Though the line is a lot shorter these days than it was a few years ago, Illuzzi said, the crossing goes much more slowly. And what used to take 30 seconds, he said, now eats up five minutes.
“I have to have my vaccination card, and I have to present a negative COVID test I took within three days," said Illuzzi. "They seem to be a bit more strict.”
As a student, Illuzzi has been able to cross the border throughout the pandemic. He’s exempt from the rules that have halted vacationers and many others whose travel is considered nonessential.

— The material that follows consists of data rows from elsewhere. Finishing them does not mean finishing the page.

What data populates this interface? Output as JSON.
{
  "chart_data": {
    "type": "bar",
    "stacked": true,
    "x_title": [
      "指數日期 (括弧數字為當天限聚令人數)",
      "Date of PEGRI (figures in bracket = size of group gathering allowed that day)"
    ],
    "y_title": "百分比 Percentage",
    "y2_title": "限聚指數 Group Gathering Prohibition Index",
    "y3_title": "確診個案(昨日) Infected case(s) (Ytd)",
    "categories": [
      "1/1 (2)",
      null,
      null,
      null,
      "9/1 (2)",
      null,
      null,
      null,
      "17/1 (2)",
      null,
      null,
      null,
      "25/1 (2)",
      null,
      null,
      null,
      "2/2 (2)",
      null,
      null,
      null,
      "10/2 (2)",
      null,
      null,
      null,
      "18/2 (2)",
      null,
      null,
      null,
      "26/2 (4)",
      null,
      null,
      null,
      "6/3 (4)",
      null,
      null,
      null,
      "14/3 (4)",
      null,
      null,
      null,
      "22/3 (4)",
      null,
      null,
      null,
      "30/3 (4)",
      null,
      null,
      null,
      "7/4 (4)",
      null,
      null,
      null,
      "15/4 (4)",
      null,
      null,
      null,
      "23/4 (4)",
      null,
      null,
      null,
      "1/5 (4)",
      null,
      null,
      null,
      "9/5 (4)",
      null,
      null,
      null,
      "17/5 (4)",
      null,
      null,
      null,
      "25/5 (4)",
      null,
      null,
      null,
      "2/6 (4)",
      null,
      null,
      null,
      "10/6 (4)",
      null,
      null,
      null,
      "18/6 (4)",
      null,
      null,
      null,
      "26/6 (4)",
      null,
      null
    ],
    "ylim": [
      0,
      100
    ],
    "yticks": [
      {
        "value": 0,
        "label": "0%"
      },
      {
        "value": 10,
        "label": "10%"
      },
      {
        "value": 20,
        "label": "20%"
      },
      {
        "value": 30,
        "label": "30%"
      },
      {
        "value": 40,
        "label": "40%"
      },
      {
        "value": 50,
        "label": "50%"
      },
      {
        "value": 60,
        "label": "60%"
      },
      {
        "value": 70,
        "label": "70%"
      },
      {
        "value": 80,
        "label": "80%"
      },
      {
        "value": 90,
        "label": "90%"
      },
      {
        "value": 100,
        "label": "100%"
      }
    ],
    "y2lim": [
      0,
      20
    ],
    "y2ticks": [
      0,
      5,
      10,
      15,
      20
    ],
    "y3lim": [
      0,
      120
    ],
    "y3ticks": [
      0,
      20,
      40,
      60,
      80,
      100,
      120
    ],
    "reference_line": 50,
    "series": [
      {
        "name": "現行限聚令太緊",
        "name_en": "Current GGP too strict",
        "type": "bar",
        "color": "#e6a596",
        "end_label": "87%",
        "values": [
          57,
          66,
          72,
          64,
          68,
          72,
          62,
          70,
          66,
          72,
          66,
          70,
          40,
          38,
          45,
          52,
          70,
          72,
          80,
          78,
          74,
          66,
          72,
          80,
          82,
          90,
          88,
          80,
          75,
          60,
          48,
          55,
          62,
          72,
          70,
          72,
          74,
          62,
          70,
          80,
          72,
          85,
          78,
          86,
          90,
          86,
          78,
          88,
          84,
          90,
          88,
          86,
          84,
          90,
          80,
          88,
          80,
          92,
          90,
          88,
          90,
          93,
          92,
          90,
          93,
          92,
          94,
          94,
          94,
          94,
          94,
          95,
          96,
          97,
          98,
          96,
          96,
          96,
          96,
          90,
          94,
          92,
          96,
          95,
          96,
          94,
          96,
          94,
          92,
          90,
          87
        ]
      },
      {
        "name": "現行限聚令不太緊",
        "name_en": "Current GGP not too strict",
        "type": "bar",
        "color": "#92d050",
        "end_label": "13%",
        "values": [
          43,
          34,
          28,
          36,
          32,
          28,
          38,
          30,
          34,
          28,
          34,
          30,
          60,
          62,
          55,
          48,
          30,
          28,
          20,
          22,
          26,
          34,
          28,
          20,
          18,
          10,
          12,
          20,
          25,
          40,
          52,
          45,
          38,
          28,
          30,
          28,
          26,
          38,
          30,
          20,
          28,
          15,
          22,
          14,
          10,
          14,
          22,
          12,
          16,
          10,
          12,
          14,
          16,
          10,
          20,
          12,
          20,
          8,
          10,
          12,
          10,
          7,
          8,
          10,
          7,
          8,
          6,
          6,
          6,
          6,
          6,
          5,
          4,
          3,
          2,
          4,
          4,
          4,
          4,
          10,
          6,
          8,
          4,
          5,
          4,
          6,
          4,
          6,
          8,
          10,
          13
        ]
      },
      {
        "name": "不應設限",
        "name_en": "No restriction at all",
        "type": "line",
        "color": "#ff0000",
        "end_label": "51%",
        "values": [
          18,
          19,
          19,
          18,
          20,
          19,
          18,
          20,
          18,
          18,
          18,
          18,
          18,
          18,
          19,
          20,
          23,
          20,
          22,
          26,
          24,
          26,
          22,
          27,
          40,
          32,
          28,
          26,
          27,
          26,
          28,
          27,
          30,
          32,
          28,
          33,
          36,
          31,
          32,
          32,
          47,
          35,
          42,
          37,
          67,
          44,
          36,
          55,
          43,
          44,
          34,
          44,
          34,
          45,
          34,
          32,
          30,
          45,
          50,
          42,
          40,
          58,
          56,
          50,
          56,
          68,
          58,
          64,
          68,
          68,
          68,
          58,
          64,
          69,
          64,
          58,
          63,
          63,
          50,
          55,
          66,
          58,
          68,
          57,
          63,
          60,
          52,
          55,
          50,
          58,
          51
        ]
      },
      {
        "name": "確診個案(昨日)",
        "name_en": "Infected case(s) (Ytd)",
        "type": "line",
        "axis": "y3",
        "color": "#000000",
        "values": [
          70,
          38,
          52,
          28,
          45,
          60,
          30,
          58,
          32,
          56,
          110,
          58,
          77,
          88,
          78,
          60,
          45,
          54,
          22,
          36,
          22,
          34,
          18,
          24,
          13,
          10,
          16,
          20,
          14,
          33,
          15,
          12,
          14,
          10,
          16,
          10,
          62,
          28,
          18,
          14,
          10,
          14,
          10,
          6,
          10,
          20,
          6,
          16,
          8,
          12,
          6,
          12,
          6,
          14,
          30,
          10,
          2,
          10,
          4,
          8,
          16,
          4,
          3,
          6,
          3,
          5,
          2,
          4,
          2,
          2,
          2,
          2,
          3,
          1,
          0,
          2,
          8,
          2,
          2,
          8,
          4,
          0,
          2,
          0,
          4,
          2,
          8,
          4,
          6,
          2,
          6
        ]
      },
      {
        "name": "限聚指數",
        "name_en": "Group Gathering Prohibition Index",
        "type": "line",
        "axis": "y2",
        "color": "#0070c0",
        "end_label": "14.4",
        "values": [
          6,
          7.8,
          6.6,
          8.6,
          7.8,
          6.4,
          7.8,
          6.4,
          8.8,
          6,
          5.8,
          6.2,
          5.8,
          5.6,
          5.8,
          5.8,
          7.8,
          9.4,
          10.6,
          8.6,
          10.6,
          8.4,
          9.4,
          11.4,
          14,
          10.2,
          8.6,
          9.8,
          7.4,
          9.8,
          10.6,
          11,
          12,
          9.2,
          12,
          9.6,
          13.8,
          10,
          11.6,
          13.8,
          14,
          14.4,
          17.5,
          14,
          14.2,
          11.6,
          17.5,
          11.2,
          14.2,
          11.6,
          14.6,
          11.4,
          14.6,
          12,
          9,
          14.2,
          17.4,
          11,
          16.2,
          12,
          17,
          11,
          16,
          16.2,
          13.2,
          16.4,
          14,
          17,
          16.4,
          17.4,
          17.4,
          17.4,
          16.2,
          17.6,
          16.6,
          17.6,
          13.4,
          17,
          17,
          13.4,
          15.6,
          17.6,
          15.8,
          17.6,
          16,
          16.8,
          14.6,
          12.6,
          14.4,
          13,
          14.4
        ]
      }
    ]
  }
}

While Canada now allows fully vaccinated U.S. tourists to enter, business groups are frustrated that the White House hasn’t reciprocated for southbound drivers. As the rules stand now, Canadian tourists can
fly into the U.S., but they can’t drive. The restriction, which has been in place since the pandemic began, has curtailed the tourist travel on which many Vermont businesses rely.
The White House ban on Canadian drivers is due to end Saturday, August 21. Last Friday, the Lake Champlain Chamber and other business associations asked the White House in writing not to renew the restriction.

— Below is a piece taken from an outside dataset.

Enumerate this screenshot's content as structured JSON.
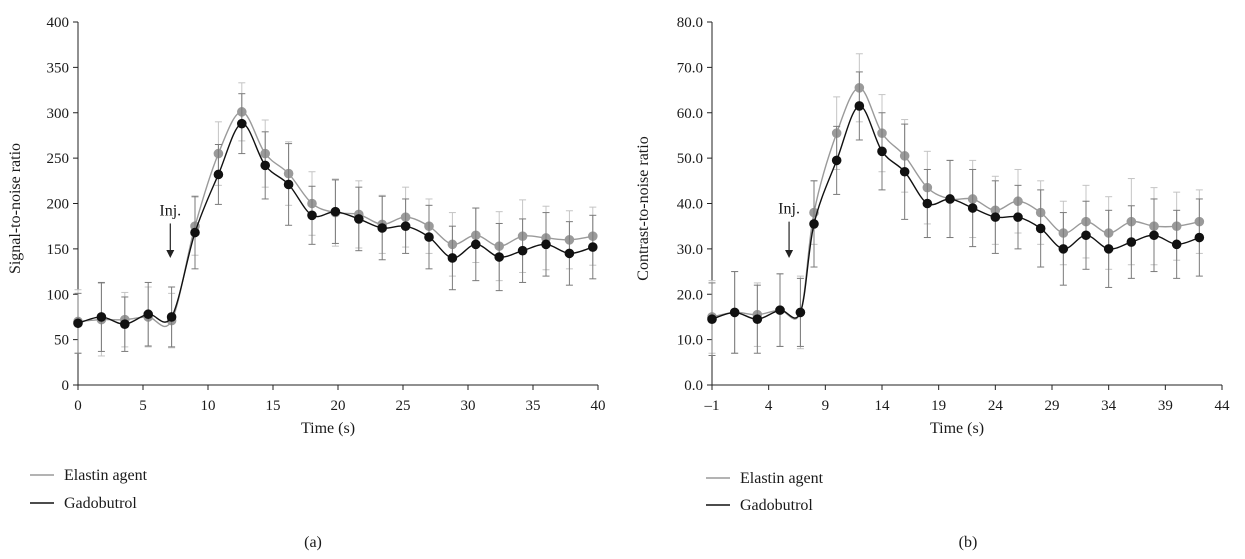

“The Canadian government recognized that the continued border closure was unnecessary and damaging,” says the letter, which was also signed by business groups in border cities in New York State, Michigan, Minnesota and Wisconsin.
“While Canada’s border policy will still be quite restrictive, Canada is at least attempting to address this problem,” the letter says. “However, the U.S. has not offered Canadian travelers the same courtesy.”
The group hasn’t heard back, Cathy Davis, president of the Lake Champlain Chamber, said Monday.
A report from St. Michael’s College professor Jeffrey Ayres, released in April, said personal travel had dropped 97 percent between Montréal and eastern New York and Vermont in the first year of the border closure. Truck travel only declined 7 percent, Ayres said, because commercial traffic was considered essential. He said ski pass sales at Jay Peak dropped 30 percent.
With COVID-19 infection rates rising in Québec and the Northeast, some travelers might choose not to cross the border even if the option became available.
“I think a lot of it is dependent on this COVID variant,” said Vermont Economic Development Commissioner Joan Goldstein, of the Delta strain. “What we’re finding and hearing is that there are cancellations of in-person conferences and the like out of an abundance of caution, not mandates.”
Illuzzi has already seen the caution at school in Montréal. He planned to start the semester attending three classes in person and one online. But one more has gone remote, with another expected to follow, he said.
Tim Smith, the mayor of St. Albans, said he wouldn’t be surprised if the southbound ban on Canadian travelers were extended another month. St. Albans lies a few miles south of the border. Local businesses have adapted to survive without Canadian travelers, he said.
“It’s frustrating, because we do have a lot of Canadians here who are second-homeowners in Franklin County, and they have been unable to access their properties,” he said. He added staff from his office talk regularly with the offices of Sen. Patrick Leahy (D-Vt.) and Rep. Peter Welch (D-Vt.).
“We don’t get a whole lot of feedback," he said. "It is what it is."